Associate Professor of Medicine (Nephrology); Director, Undergraduate Summer Research Program for Nephrology; Director, Research Fellowship; Director for Educational Enrichment, George M. O'Brien Center, Nephrology
The glomerulus has a critical function as the filtration barrier in the kidney. Podocytes, basement membrane, and endothelial cells function together to ensure the selective removal of metabolic waste products while retaining critical components of the circulation. Damage to this filtration barrier, often resulting in proteinuria, comprises the spectrum of glomerular diseases that account for approximately 80% of end-stage kidney disease. The Ishibe and Menon labs investigate pathways that are important to maintain the integrity of the kidney filtration barrier.
Dr. Ishibe’s lab has identified the critical role of clathrin coated endocytic processes and cell matrix regulation in the development and maintenance of podocytes, the epithelial cells lining the filtration barrier. They have generated in-vivo animal models with genetic knockout of genes implicated for endocytosis (dynamin, synaptojanin1, endophilin) and cell matrix (focal adhesion kinase, talin1, vinculin) regulation specifically in the podocytes. Leveraging these knockout mice that develop severe proteinuria and kidney failure, has also allowed the lab to identify potential targets for therapeutic interventions—e.g., inhibition of histone deacetylase and of calpain—that may have human applicability to mitigate the progression of glomerular diseases.

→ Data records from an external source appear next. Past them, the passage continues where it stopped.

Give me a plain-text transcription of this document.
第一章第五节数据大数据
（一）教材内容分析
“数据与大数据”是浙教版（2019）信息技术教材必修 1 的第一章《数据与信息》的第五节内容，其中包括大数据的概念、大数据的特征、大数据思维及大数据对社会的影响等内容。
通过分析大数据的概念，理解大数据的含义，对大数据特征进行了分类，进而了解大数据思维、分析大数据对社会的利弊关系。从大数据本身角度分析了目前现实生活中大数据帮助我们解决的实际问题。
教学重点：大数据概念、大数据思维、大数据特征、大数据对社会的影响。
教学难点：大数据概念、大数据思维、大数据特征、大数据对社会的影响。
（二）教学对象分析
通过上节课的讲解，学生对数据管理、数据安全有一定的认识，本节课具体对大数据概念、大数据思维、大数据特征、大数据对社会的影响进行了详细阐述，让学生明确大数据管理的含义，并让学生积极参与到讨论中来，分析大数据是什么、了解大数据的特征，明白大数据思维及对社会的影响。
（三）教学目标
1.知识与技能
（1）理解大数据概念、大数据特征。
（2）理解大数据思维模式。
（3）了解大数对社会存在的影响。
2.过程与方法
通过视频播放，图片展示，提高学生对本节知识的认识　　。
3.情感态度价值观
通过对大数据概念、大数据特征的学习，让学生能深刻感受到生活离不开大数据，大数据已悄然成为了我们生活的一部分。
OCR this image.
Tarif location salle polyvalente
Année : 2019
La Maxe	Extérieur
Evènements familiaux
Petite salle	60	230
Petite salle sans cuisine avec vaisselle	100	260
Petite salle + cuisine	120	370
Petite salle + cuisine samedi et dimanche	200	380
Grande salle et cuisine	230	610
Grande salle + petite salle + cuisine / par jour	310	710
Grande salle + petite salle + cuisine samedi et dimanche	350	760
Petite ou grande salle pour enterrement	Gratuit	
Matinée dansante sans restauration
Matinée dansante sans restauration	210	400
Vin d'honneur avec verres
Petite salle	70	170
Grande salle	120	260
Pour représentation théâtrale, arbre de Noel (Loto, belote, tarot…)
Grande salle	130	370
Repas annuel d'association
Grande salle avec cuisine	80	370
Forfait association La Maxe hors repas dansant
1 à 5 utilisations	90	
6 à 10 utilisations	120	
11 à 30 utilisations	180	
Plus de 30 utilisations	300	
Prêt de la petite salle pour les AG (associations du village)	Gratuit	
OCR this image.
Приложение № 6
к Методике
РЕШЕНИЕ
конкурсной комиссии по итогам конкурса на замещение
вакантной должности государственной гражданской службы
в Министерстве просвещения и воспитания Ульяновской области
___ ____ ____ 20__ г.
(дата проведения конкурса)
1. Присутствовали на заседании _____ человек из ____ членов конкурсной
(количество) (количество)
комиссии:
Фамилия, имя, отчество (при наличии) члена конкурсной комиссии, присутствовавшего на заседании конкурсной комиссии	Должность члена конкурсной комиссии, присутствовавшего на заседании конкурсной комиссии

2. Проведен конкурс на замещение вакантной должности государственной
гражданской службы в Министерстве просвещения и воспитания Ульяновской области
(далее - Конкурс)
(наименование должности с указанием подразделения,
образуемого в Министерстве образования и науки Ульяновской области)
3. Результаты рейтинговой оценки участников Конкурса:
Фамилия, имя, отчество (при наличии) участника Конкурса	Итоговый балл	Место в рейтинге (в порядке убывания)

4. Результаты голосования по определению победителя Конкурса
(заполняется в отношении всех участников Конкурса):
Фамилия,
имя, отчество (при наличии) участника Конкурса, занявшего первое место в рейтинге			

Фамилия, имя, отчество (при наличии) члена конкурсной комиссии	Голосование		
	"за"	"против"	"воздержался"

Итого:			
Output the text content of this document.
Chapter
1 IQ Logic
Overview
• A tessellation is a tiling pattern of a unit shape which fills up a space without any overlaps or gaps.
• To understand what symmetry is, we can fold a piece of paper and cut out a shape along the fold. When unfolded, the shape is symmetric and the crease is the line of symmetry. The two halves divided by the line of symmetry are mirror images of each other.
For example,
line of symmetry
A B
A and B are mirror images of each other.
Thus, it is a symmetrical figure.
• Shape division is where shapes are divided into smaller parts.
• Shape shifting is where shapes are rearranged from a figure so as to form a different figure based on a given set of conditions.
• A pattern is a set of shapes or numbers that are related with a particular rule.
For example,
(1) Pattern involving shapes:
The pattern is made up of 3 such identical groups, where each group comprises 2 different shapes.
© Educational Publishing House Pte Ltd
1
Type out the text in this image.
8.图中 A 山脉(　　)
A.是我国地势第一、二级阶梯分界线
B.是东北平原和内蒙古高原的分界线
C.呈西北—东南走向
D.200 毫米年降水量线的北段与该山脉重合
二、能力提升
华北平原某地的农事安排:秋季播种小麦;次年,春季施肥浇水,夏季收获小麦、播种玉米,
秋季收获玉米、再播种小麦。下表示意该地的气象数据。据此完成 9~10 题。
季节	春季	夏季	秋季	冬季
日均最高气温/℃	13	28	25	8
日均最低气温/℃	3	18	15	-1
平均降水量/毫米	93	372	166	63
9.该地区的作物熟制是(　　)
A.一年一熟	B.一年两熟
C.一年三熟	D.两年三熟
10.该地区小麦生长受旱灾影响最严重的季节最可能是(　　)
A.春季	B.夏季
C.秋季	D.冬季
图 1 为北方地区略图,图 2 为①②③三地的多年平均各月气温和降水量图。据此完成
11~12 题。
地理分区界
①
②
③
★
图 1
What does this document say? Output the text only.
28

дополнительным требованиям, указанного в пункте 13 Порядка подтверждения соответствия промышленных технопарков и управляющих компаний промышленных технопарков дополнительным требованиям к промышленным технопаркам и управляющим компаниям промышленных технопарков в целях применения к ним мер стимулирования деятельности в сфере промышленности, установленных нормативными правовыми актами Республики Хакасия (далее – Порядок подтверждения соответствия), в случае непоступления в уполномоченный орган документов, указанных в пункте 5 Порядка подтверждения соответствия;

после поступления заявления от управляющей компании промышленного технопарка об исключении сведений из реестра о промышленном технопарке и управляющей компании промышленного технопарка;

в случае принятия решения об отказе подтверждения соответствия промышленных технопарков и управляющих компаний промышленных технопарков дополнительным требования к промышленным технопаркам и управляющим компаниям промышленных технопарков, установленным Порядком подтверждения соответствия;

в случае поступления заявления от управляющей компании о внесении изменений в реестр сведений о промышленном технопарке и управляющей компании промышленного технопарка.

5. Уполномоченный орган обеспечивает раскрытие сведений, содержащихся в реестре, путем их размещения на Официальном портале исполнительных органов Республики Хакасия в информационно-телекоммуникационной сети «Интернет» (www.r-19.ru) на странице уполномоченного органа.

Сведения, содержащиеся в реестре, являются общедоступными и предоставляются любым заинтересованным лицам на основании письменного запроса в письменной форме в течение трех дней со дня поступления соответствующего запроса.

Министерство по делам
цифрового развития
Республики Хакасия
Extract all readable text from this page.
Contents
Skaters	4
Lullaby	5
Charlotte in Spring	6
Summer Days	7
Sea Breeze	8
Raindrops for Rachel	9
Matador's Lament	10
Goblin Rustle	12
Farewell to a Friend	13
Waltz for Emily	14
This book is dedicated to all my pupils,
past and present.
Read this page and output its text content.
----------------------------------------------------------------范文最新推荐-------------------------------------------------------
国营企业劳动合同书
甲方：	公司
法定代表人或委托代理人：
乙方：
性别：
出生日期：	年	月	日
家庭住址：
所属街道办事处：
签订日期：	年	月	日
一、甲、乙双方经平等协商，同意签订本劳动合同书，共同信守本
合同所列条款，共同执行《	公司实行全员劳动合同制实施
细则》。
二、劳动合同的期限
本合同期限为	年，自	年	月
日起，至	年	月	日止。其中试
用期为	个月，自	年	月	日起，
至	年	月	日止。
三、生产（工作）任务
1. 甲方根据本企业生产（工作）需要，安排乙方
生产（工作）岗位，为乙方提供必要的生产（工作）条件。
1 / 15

Dr. Menon’s lab showed that Shroom3 knockdown in podocytes inhibited Fyn activation, caused albuminuria and foot process effacement mimicking human minimal change disease (MCD). They identified enhanced AMP-Kinase signaling as the underlying mechanism. AMP-Kinase activation regulated podometrics, maintained podocyte survival and attenuated glomerulosclerosis (FSGS) when glomeruli are faced with hypertrophic stress, effectively switching FSGS to an MCD-like phenotype in the context of foot process effacement. The lab is using several murine models based on tissue-specific gene expression potential, glomerular injury and approved or novel pharmacologic agents to examine the switch of MCD to FSGS phenotype with the goal of identifying potential new glomerular therapeutics. Human applicability will be tested using approved studies from the NEPTUNE consortium - the largest nephrotic syndrome cohort.